Alors que Jacques Toubon ferraille à la Commission européenne pour défendre l'extension au numérique du taux réduit de TVA dont bénéficie le livre imprimé, le gouvernement français a annoncé en début de semaine qu'il augmentera ladite "taxe sur la valeur ajoutée" de 5,5 % à 7 %, à compter du 1er janvier prochain.

CONTRADICTION

Une mesure en contradiction avec le soin que les pouvoirs publics ont mis tout au long de l'année à soutenir les outils de régulation du marché du livre, en incluant sa composante numérique (voir p. 15). Ce qui explique la vivacité des réactions (voir p. 11) face à une mesure qui conduit logiquement à renchérir le prix du livre déjà confronté à la baisse du pouvoir d'achat. "Le Syndicat national de l'édition regrette vivement l'absence de concertation et de coordination préalable à l'annonce de la hausse du taux de TVA", s'indignait le SNE dans un communiqué publié le lendemain, en chiffrant l'effort demandé à la chaîne du livre : une soixantaine de millions d'euros. C'est à la fois beaucoup pour le secteur, souligne le syndicat, mais c'est finalement bien peu au vu de l'ampleur des déficits publics à combler.

Cette hausse, qui ramène la TVA sur le livre au taux qui prévalait jusqu'en 1989, écorne aussi la principale mesure d'aide des pouvoirs publics au livre : à 5,5 % le taux réduit représente une économie de prélèvement fiscal d'environ 600 millions d'euros par rapport à une application du taux de 19,6 %. Il contribue à contenir les prix et laisse un peu plus de marge aux différents acteurs.

30 CENTIMES POUR UN GRAND FORMAT

La répercussion de cette hausse est la question que tous se posent maintenant. En ce qui concerne son groupe, Antoine Gallimard prend la chose avec une certaine sérénité et prévoit de juger au cas par cas (voir ci-dessous). C'est aussi la position d'Hachette Livre : "Tout dépendra de la nature du livre et de son environnement concurrentiel", déclare-t-on au service de communication du groupe, qui "prend acte de la décision" sans formuler aucun avis à son propos.

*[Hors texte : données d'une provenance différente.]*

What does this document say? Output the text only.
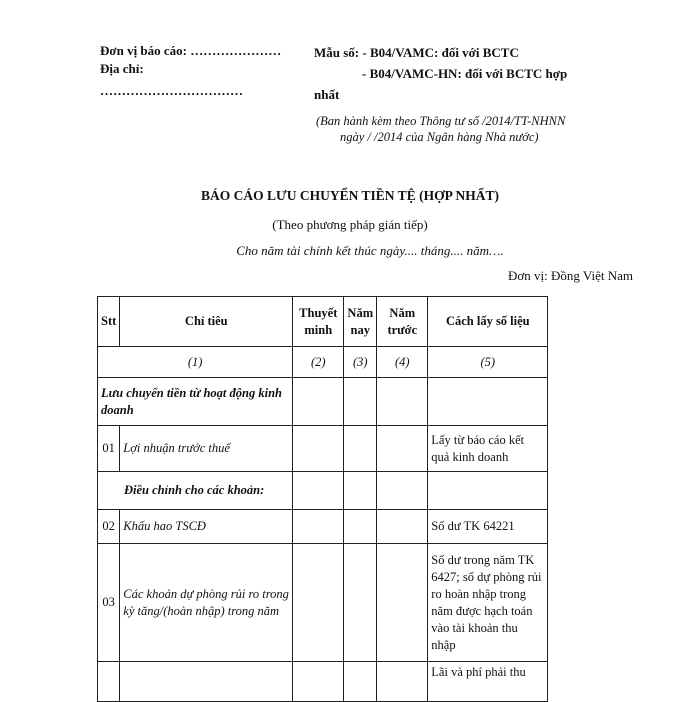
Đơn vị báo cáo: …………………
Địa chỉ:
……………………………
Mẫu số: - B04/VAMC: đối với BCTC
- B04/VAMC-HN: đối với BCTC hợp
nhất
(Ban hành kèm theo Thông tư số /2014/TT-NHNN
ngày / /2014 của Ngân hàng Nhà nước)
BÁO CÁO LƯU CHUYỂN TIỀN TỆ (HỢP NHẤT)
(Theo phương pháp gián tiếp)
Cho năm tài chính kết thúc ngày.... tháng.... năm….
Đơn vị: Đồng Việt Nam
Stt	Chỉ tiêu	Thuyết minh	Năm nay	Năm trước	Cách lấy số liệu
(1)		(2)	(3)	(4)	(5)
Lưu chuyển tiền từ hoạt động kinh doanh					
01	Lợi nhuận trước thuế				Lấy từ báo cáo kết quả kinh doanh
Điều chỉnh cho các khoản:					
02	Khấu hao TSCĐ				Số dư TK 64221
03	Các khoản dự phòng rủi ro trong kỳ tăng/(hoàn nhập) trong năm				Số dư trong năm TK 6427; số dự phòng rủi ro hoàn nhập trong năm được hạch toán vào tài khoản thu nhập
					Lãi và phí phải thu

Sur un livre de poche à 6,50 euros, le nouveau taux représenterait une augmentation de près de 10 centimes. Sur un grand format à 20 euros, 30 centimes, si l'éditeur choisit de la répercuter intégralement sur le consommateur. Il faudra alors prévoir des réétiquetages complets au 1er janvier prochain.

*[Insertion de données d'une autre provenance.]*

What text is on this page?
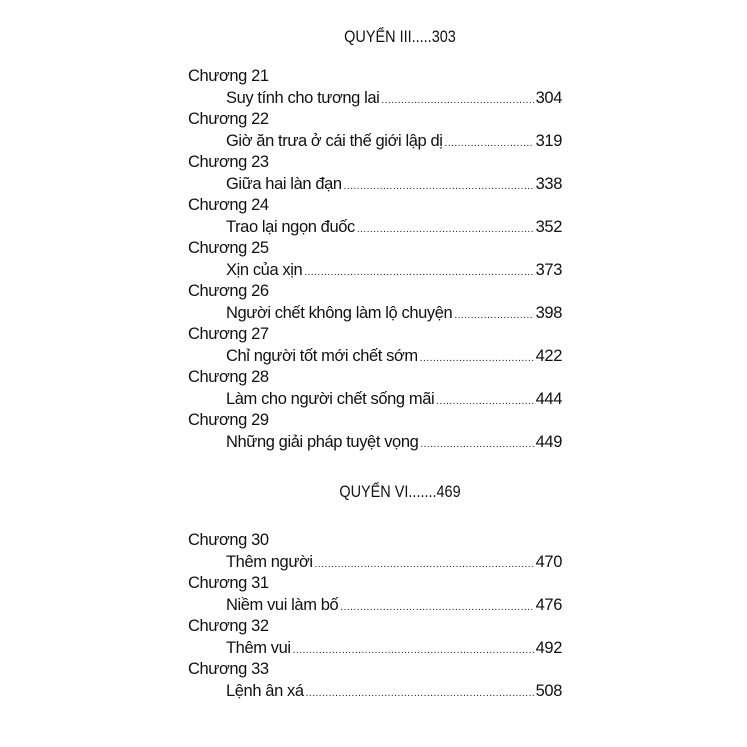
QUYỂN III.....303
Chương 21
Suy tính cho tương lai .....	304
Chương 22
Giờ ăn trưa ở cái thế giới lập dị .....	319
Chương 23
Giữa hai làn đạn .....	338
Chương 24
Trao lại ngọn đuốc .....	352
Chương 25
Xịn của xịn .....	373
Chương 26
Người chết không làm lộ chuyện .....	398
Chương 27
Chỉ người tốt mới chết sớm .....	422
Chương 28
Làm cho người chết sống mãi .....	444
Chương 29
Những giải pháp tuyệt vọng .....	449
QUYỂN VI.......469
Chương 30
Thêm người .....	470
Chương 31
Niềm vui làm bố .....	476
Chương 32
Thêm vui .....	492
Chương 33
Lệnh ân xá .....	508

S'il la prend sur sa marge, cet effort touchera aussi les libraires, comme l'a immédiatement souligné le président du SLF (voir p. 11). Pour maintenir un prix public inchangé avec un niveau de taxe supérieur, l'éditeur baissera en effet d'un montant équivalent son prix net, sur lequel le taux de remise du libraire est calculé. L'effort se mesurerait au minimum en milliers d'euros pour les librairies moyennes, et en millions pour les grands réseaux - d'où la réaction très virulente du P-DG de la Fnac qui a vite fait ses comptes. Pour que la non-répercussion au lecteur soit sans douleur pour le libraire, il faudrait que l'éditeur augmente son taux de remise, ce qui n'est pas gagné...

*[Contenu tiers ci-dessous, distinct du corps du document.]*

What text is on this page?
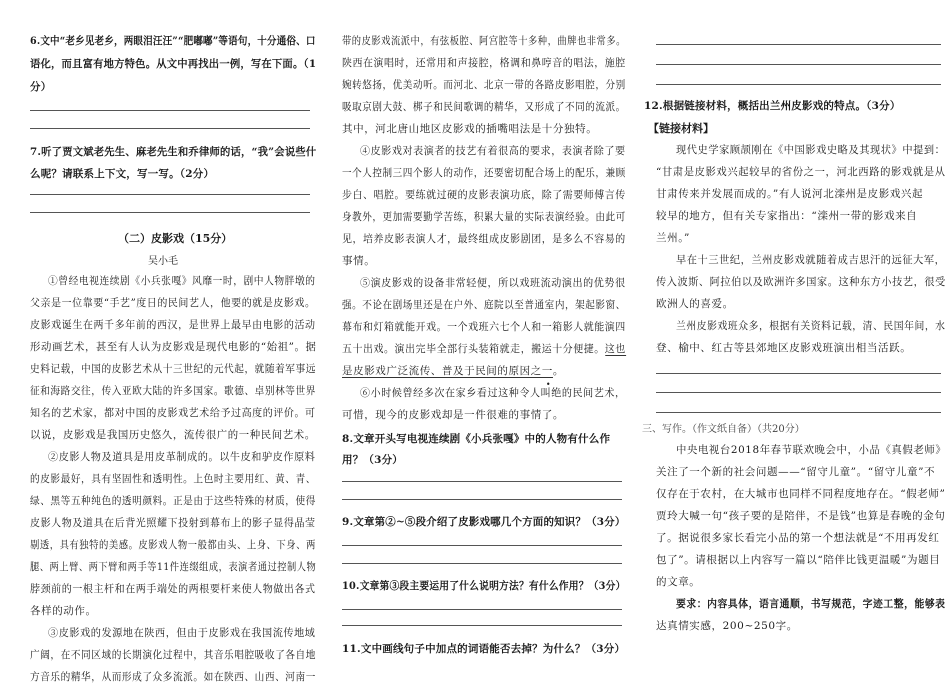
6.文中“老乡见老乡，两眼泪汪汪”“肥嘟嘟”等语句，十分通俗、口
语化，而且富有地方特色。从文中再找出一例，写在下面。（1
分）
7.听了贾文斌老先生、麻老先生和乔律师的话，“我”会说些什
么呢？请联系上下文，写一写。（2分）
（二）皮影戏（15分）
吴小毛
①曾经电视连续剧《小兵张嘎》风靡一时，剧中人物胖墩的
父亲是一位靠要“手艺”度日的民间艺人，他要的就是皮影戏。
皮影戏诞生在两千多年前的西汉，是世界上最早由电影的活动
形动画艺术，甚至有人认为皮影戏是现代电影的“始祖”。据
史料记载，中国的皮影艺术从十三世纪的元代起，就随着军事远
征和海路交往，传入亚欧大陆的许多国家。歌德、卓别林等世界
知名的艺术家，都对中国的皮影戏艺术给予过高度的评价。可
以说，皮影戏是我国历史悠久，流传很广的一种民间艺术。
②皮影人物及道具是用皮革制成的。以牛皮和驴皮作原料
的皮影最好，具有坚固性和透明性。上色时主要用红、黄、青、
绿、黑等五种纯色的透明颜料。正是由于这些特殊的材质，使得
皮影人物及道具在后背光照耀下投射到幕布上的影子显得晶莹
剔透，具有独特的美感。皮影戏人物一般都由头、上身、下身、两
腿、两上臂、两下臂和两手等11件连缀组成，表演者通过控制人物
脖颈前的一根主杆和在两手端处的两根要杆来使人物做出各式
各样的动作。
③皮影戏的发源地在陕西，但由于皮影戏在我国流传地域
广阔，在不同区域的长期演化过程中，其音乐唱腔吸收了各自地
方音乐的精华，从而形成了众多流派。如在陕西、山西、河南一
带的皮影戏流派中，有弦板腔、阿宫腔等十多种，曲牌也非常多。
陕西在演唱时，还常用和声接腔，格调和鼻哼音的唱法，施腔
婉转悠扬，优美动听。而河北、北京一带的各路皮影唱腔，分别
吸取京剧大鼓、梆子和民间歌调的精华，又形成了不同的流派。
其中，河北唐山地区皮影戏的插嘴唱法是十分独特。
④皮影戏对表演者的技艺有着很高的要求，表演者除了要
一个人控制三四个影人的动作，还要密切配合场上的配乐，兼顾
步白、唱腔。要练就过硬的皮影表演功底，除了需要师傅言传
身教外，更加需要勤学苦练，积累大量的实际表演经验。由此可
见，培养皮影表演人才，最终组成皮影剧团，是多么不容易的
事情。
⑤演皮影戏的设备非常轻便，所以戏班流动演出的优势很
强。不论在剧场里还是在户外、庭院以至普通室内，架起影窗、
幕布和灯箱就能开戏。一个戏班六七个人和一箱影人就能演四
五十出戏。演出完毕全部行头装箱就走，搬运十分便捷。这也
是皮影戏广泛流传、普及于民间的原因之一
•
。
⑥小时候曾经多次在家乡看过这种令人叫绝的民间艺术，
可惜，现今的皮影戏却是一件很难的事情了。
8.文章开头写电视连续剧《小兵张嘎》中的人物有什么作
用？（3分）
9.文章第②~⑤段介绍了皮影戏哪几个方面的知识？（3分）
10.文章第③段主要运用了什么说明方法？有什么作用？（3分）
11.文中画线句子中加点的词语能否去掉？为什么？（3分）
12.根据链接材料，概括出兰州皮影戏的特点。（3分）
【链接材料】
现代史学家顾颉刚在《中国影戏史略及其现状》中提到：
“甘肃是皮影戏兴起较早的省份之一，河北西路的影戏就是从
甘肃传来并发展而成的。”有人说河北滦州是皮影戏兴起
较早的地方，但有关专家指出：“滦州一带的影戏来自
兰州。”
早在十三世纪，兰州皮影戏就随着成吉思汗的远征大军，
传入波斯、阿拉伯以及欧洲许多国家。这种东方小技艺，很受
欧洲人的喜爱。
兰州皮影戏班众多，根据有关资料记载，清、民国年间，水
登、榆中、红古等县郊地区皮影戏班演出相当活跃。
三、写作。（作文纸自备）（共20分）
中央电视台2018年春节联欢晚会中，小品《真假老师》
关注了一个新的社会问题——“留守儿童”。“留守儿童”不
仅存在于农村，在大城市也同样不同程度地存在。“假老师”
贾玲大喊一句“孩子要的是陪伴，不是钱”也算是春晚的金句
了。据说很多家长看完小品的第一个想法就是“不用再发红
包了”。请根据以上内容写一篇以“陪伴比钱更温暖”为题目
的文章。
要求：内容具体，语言通顺，书写规范，字迹工整，能够表
达真情实感，200~250字。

Mais le pire n'est pas encore sûr, car cette mesure devra être votée dans le cadre d'une loi de finances rectificative, explique Marcel Rogemont, député PS, vice-président de la Commission des affaires culturelles à l'Assemblée nationale, très impliqué dans les discussions sur le prix du livre numérique. Résolument contre cette hausse, il se dit prêt à soutenir la chaîne du livre dans ce combat, qui devrait trouver aussi un écho au Sénat, où la majorité est maintenant à gauche. Le lobbying du livre trouvera donc des relais attentifs, mais qui devront passer par-dessus les appels à la raison et à l'effort collectif. "Compte tenu de la situation dramatique que nous allons traverser durablement, je pense que cette mesure horizontale s'impose et qu'il ne faut pas multiplier les dérogations", nous déclarait pour sa part Hervé Gaymard, député UMP tout aussi impliqué dans la vie du livre.

Antoine Gallimard : "Espérons que la rigueur ne pèsera pas trop sur la politique culturelle"

Tout en s'inquiétant des répercussions de la rigueur budgétaire sur le secteur du livre qui vit des heures difficiles, le président du Syndicat national de l'édition se réjouit de l'extension au numérique des règles qui le régissent.

"Ce sera à nous d'apporter la preuve à la Commission européenne que la loi sur le prix du livre numérique est utile. Ne pas utiliser la loi, ce serait laisser croire qu'on peut s'en passer, ce qui est très dangereux." ANTOINE GALLIMARD- Photo OLIVIER DION

Livres Hebdo - Le gouvernement a annoncé son intention d'appliquer une TVA à 7 % sur le livre. Les éditeurs vont-ils la répercuter entièrement ou réduire en partie leur marge ?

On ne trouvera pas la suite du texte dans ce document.